Et si l’avenir de la surveillance des plages passait par les airs ?

Complément d’un article de La Voix du Nord faisant suite aux noyades sur la Côte d’Opale.

Interview de Thierry VELU, Président Fondateur du GSCF, avec la Voix du Nord.

Pour conclure l’enquête consacrée à la surveillance des plages, rencontre avec Thierry VELU, Président du Groupe de Secours Catastrophe Français (GSCF), qui propose un système de drone capable de larguer des bouées. Un dispositif qui n’empêche pas de respecter quelques règles de prudence.

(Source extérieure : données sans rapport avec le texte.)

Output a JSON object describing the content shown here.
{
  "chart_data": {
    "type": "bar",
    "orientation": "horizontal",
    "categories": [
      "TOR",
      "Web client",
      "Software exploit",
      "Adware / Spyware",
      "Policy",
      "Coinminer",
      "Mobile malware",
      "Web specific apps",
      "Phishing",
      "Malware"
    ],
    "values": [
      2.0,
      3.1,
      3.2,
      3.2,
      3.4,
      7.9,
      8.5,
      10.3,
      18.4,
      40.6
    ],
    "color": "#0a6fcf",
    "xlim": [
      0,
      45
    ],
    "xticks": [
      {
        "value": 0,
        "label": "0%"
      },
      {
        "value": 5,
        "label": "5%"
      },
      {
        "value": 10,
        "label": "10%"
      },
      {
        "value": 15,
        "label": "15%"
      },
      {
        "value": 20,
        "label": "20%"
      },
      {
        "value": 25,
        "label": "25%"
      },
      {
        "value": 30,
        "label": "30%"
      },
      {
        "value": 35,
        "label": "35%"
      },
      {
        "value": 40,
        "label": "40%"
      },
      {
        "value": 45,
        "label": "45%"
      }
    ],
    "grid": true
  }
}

C’était en février 2018. Ce mois-là, un couple de boulangers berckois meurt noyé, piégé par la marée. Un drame qui a ému l’ensemble de la Côte d’Opale, et notamment Thierry VELU, pompier étaplois et président du Groupe de Secours Catastrophe Français (GSCF). Suite à ce terrible accident, les membres de cette association à vocation nationale et internationale qui vient de fêter ses 20 ans, ont imaginé le principe d’un drone capable de larguer en mer des bouées de sauvetage.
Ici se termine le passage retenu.